I had thought about it a lot and decided that it was probably worth the risk, based on conversations with medical researchers who really understand how it works.
Then yesterday we had a workplace webinar where the president said that all staff are required to get the vaccine. Someone said how can you possibly require a vaccine that isn't even approved, but is only under emergency use authorization. The general counsel piped up and said that we think we are within our legal rights to require you to get it.
Someone else pointed out that in order to get this experimental vaccine we have to sign away our liability rights, so if the vaccine injures or kills us we have no recourse. And so isn't the company then liable for forcing you to take that risk? The webinar went silent for about 40 seconds and then the general counsel said that she would "circle back" on that question. So now they are worried...

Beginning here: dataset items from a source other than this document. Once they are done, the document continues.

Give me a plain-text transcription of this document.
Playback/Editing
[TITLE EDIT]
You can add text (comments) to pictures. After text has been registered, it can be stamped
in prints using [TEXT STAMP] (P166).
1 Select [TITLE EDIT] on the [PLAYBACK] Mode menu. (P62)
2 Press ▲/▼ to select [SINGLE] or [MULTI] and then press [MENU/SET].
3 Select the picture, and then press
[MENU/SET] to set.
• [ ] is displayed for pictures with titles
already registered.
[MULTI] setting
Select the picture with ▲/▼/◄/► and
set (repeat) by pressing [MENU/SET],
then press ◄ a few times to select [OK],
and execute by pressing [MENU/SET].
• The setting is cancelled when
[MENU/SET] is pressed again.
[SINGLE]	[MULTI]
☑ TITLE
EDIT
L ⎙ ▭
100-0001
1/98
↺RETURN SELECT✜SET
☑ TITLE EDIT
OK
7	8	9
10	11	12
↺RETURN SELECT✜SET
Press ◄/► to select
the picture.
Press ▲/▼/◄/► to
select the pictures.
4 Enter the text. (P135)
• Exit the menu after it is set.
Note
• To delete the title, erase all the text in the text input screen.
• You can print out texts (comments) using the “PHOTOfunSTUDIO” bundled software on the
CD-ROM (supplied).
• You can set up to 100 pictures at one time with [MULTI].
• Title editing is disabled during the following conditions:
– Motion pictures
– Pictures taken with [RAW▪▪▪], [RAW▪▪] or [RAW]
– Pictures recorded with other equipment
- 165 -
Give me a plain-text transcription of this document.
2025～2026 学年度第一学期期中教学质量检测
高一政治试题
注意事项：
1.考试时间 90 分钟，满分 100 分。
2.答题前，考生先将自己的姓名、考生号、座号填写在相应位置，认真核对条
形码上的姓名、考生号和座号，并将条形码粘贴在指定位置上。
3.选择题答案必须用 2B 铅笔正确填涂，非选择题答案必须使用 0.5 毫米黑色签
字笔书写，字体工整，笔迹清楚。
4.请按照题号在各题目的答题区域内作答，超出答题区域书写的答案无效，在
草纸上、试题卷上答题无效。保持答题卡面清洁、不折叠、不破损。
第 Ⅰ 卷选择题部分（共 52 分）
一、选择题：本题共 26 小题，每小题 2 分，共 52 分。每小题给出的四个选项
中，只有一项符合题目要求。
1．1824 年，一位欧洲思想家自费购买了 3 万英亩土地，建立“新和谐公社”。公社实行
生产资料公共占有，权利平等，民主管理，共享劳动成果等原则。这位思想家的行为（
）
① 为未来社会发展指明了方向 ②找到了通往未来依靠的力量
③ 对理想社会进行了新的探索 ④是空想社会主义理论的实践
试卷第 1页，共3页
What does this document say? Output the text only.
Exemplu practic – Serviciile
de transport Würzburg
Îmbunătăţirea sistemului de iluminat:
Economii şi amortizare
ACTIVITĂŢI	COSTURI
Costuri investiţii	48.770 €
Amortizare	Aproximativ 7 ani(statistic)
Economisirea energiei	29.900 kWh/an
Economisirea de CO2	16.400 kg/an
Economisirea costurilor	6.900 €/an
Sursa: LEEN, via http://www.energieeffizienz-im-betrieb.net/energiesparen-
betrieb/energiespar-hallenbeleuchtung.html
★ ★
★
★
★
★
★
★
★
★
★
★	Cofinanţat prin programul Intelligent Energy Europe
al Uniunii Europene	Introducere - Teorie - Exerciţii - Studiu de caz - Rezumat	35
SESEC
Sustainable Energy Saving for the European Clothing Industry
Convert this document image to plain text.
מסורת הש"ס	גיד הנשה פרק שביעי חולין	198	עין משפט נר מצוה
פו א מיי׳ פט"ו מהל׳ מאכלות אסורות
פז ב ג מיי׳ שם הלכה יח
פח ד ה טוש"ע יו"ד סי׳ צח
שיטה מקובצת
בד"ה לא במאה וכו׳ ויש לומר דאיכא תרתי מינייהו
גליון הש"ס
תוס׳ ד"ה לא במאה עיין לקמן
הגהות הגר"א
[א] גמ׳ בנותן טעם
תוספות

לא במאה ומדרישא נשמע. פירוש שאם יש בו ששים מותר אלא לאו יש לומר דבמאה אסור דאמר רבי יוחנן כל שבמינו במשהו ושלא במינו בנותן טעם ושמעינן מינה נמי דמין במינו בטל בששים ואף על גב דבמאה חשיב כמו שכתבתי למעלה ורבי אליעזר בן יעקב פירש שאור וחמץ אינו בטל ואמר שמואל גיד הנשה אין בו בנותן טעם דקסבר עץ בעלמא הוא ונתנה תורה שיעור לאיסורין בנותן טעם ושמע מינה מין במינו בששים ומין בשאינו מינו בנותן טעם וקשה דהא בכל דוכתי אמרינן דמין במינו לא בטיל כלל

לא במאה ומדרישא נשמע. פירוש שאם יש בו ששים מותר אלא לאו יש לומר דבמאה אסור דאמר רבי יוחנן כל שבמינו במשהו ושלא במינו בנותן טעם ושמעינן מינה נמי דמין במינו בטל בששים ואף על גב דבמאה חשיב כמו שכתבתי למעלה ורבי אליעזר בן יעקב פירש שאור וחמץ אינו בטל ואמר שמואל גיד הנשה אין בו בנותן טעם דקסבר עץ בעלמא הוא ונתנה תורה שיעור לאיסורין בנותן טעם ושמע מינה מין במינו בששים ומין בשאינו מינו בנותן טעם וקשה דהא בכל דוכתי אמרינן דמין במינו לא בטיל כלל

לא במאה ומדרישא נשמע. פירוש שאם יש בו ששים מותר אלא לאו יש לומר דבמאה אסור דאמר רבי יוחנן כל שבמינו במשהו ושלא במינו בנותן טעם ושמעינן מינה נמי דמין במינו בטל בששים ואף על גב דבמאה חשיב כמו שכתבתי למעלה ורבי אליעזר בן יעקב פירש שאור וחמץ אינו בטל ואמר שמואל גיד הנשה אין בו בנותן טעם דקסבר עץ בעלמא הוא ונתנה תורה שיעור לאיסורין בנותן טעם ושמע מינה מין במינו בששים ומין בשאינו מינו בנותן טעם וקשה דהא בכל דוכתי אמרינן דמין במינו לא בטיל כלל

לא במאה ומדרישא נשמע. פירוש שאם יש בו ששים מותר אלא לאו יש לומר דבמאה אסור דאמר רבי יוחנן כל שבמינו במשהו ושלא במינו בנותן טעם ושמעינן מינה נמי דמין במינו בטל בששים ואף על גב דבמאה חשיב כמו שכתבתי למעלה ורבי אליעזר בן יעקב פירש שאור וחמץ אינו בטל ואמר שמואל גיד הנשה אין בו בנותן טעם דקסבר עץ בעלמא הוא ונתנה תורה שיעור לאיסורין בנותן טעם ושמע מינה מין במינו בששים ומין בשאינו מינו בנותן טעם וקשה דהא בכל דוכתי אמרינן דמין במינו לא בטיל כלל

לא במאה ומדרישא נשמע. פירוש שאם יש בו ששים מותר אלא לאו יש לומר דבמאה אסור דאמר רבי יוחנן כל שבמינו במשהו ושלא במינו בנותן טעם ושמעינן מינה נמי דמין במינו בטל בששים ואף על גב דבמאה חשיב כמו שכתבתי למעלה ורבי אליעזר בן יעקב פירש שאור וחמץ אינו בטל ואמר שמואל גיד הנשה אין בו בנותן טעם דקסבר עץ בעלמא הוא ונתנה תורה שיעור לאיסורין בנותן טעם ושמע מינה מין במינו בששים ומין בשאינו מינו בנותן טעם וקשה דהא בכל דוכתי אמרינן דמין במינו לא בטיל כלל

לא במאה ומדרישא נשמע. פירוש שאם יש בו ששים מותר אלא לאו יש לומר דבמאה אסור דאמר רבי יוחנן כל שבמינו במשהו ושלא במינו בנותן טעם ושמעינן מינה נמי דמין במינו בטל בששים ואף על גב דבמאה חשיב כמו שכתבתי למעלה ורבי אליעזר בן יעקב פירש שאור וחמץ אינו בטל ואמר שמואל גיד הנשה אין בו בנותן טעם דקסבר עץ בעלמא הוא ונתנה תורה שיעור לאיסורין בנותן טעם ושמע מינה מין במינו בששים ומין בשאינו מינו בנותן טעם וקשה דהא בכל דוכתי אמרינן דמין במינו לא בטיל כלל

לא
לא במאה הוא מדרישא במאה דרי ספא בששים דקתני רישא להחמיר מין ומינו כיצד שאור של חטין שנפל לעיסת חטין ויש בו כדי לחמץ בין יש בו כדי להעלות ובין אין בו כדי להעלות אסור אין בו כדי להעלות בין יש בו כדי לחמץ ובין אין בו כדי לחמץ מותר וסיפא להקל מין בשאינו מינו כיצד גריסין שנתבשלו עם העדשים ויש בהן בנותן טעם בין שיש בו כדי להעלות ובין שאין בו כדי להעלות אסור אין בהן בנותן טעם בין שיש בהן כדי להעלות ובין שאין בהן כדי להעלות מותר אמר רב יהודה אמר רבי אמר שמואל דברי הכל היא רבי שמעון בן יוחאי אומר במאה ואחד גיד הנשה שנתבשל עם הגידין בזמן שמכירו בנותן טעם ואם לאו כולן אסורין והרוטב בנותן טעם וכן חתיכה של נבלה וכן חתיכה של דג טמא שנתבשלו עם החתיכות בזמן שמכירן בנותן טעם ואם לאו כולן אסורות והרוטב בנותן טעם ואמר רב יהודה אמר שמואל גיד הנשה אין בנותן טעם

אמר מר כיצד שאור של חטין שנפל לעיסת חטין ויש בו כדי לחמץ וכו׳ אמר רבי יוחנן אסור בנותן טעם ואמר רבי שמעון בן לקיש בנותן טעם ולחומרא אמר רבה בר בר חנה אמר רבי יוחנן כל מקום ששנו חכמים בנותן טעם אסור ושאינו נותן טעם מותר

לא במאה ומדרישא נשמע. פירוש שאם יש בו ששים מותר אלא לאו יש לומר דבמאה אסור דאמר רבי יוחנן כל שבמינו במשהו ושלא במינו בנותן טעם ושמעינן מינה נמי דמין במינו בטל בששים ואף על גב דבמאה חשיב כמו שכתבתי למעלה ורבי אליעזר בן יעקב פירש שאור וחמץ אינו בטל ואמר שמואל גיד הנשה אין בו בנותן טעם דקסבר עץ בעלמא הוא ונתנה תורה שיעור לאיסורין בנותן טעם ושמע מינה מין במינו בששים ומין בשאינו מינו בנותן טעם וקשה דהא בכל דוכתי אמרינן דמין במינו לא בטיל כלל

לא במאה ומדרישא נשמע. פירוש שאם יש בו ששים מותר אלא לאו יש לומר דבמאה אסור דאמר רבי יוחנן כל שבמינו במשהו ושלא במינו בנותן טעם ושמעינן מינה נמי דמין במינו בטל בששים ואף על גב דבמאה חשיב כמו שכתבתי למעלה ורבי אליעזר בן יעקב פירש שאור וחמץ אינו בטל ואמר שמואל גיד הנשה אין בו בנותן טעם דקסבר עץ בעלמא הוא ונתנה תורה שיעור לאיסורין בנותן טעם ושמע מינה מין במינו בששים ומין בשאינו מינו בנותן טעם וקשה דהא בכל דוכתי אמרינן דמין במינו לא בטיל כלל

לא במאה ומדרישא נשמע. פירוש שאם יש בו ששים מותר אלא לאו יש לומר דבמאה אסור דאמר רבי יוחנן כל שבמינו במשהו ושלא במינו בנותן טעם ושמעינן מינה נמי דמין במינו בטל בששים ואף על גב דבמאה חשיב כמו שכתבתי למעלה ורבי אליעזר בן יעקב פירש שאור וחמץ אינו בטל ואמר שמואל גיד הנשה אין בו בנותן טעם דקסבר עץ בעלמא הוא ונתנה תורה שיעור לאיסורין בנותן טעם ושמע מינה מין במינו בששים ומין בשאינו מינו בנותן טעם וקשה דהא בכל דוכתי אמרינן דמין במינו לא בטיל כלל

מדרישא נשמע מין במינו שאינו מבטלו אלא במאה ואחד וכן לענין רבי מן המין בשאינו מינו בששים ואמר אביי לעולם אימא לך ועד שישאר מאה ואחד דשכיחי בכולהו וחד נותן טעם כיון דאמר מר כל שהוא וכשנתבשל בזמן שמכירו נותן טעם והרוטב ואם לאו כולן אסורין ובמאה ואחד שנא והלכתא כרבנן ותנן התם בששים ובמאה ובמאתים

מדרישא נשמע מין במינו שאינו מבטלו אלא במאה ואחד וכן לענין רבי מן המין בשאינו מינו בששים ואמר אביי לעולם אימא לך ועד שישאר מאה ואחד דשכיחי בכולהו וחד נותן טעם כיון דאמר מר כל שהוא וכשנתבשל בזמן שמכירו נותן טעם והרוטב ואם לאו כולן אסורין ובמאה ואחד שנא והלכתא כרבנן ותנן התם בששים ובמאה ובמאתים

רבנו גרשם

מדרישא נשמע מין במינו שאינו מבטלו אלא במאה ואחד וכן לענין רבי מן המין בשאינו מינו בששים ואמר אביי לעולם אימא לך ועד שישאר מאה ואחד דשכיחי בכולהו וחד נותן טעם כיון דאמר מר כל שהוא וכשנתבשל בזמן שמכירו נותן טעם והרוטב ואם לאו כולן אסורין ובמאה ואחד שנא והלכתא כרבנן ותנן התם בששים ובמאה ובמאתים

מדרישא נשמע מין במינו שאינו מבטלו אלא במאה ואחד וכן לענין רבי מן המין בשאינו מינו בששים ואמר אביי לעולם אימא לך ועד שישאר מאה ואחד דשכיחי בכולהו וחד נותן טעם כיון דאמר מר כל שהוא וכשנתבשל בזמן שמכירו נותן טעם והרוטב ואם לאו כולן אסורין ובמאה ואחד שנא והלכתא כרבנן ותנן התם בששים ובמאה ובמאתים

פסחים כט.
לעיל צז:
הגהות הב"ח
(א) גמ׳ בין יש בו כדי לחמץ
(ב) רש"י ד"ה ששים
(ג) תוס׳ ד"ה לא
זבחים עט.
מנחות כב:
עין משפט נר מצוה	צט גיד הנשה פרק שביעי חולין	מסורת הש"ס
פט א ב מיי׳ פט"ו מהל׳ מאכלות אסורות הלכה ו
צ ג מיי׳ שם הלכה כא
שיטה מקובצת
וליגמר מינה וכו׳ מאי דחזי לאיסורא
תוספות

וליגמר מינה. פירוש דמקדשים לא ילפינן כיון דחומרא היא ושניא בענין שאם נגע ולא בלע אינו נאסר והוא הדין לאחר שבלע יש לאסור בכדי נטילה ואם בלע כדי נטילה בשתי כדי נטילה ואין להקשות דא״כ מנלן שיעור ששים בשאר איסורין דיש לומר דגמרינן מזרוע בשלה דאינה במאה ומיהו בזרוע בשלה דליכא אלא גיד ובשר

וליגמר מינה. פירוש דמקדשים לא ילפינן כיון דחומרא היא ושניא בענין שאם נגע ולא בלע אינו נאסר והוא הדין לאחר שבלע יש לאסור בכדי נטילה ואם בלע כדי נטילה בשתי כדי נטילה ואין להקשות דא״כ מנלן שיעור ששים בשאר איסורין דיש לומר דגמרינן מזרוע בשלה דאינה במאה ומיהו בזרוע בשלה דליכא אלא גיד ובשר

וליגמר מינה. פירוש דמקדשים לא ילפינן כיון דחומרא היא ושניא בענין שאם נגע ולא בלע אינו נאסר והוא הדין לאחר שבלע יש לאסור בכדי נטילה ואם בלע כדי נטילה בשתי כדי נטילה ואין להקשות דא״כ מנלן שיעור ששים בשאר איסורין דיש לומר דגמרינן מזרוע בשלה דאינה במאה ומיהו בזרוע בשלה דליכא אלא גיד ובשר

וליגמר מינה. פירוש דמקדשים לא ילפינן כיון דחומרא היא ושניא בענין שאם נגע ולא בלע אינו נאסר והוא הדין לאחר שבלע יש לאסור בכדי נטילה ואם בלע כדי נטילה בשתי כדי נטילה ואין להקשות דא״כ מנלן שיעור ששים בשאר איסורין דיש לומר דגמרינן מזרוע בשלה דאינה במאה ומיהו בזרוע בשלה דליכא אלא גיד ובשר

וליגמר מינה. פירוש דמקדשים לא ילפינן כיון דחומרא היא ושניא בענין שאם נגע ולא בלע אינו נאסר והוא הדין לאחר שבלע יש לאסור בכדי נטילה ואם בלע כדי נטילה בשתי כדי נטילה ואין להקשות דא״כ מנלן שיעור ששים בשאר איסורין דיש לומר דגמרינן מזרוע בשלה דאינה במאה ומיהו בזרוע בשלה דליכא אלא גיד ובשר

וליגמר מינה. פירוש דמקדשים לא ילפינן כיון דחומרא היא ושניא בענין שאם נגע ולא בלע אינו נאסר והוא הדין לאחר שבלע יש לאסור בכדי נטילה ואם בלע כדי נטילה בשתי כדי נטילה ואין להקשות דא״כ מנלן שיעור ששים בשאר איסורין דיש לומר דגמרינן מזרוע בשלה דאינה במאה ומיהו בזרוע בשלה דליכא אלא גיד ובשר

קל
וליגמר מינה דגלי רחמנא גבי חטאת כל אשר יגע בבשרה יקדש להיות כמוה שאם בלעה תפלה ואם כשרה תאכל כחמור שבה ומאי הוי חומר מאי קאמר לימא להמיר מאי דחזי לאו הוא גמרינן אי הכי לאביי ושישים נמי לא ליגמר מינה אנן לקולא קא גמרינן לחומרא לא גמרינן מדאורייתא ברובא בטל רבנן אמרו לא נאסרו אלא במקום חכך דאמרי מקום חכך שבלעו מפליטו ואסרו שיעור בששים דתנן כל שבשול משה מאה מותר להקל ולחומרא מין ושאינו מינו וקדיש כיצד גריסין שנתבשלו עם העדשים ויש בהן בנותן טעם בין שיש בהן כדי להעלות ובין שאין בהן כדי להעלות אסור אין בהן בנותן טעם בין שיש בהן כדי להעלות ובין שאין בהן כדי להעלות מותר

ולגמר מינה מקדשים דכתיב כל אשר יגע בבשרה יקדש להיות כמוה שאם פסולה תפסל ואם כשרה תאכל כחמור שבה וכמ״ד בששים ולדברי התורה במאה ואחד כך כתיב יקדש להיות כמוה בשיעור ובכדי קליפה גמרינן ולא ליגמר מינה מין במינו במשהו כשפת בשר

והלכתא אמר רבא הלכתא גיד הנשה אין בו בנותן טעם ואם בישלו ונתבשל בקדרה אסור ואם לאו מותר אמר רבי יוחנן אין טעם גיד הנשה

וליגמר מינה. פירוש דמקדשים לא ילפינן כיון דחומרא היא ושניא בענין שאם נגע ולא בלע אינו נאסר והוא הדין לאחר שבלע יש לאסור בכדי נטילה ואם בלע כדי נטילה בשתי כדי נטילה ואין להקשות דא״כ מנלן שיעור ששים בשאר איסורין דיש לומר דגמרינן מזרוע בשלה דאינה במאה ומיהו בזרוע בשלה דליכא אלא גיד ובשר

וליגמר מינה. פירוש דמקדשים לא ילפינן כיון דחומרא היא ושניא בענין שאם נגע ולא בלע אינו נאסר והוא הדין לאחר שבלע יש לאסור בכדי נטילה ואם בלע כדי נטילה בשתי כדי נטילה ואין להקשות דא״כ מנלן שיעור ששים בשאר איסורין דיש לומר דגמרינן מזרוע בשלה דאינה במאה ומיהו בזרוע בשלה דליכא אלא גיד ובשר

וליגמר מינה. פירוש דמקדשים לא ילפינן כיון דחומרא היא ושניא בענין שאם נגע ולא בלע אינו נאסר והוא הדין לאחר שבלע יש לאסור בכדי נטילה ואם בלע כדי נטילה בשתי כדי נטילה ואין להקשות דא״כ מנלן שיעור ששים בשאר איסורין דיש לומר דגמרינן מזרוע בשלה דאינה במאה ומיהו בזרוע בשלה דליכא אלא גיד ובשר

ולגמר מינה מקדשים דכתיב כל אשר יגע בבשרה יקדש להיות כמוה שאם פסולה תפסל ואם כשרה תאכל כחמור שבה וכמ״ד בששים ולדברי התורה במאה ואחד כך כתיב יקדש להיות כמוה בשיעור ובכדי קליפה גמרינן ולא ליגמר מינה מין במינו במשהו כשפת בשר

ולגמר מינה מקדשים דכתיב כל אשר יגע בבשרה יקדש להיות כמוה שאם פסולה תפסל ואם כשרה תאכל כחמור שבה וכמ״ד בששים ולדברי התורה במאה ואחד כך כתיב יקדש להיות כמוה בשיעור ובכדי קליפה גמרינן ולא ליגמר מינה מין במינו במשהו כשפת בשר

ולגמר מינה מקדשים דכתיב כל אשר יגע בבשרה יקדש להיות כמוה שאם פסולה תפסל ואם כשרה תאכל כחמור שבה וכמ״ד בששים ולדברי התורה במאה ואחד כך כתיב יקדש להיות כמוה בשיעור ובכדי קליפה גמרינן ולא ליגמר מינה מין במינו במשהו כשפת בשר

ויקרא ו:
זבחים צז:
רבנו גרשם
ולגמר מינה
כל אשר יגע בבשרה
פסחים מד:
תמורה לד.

Going to wait this one out for a bit.
100% correct, the Experimental Gene therapy treatment causes ADE (antibody dependent enhancement) which gives you a "peanut allergy" to the lab manufactured protein string that they implant in your cells via the messenger rna . This Protein can react to ANY pathogen that has similarity such as the common cold. We have 8 common colds and 4 of them are fucking coronaviruses. They tested mrna coronavirus vaccines on ferrets in 2005 and 2008 and in those studies an acceptable number of ferrets had usual reactions and a couple deaths BUT many months later 30 percent of the ferrets died when they encountered natural viruses because of the enhanced immune response caused by the treatment. This shit has no business being used on people. When the people start dying this coming winter in droves they will 100% say its from a new more deadly chinaflu strain.
You dont happen to have any links for that ferret study do you? I am compiling a database of these studies and articles if/when my workplace tries to force this thing on us.
http://www.thepeoplesvoice.org/TPV3/Voices.php/2021/01/18/pathogenic-priming-for-a-cytokine-1
That article doesn't cite the study.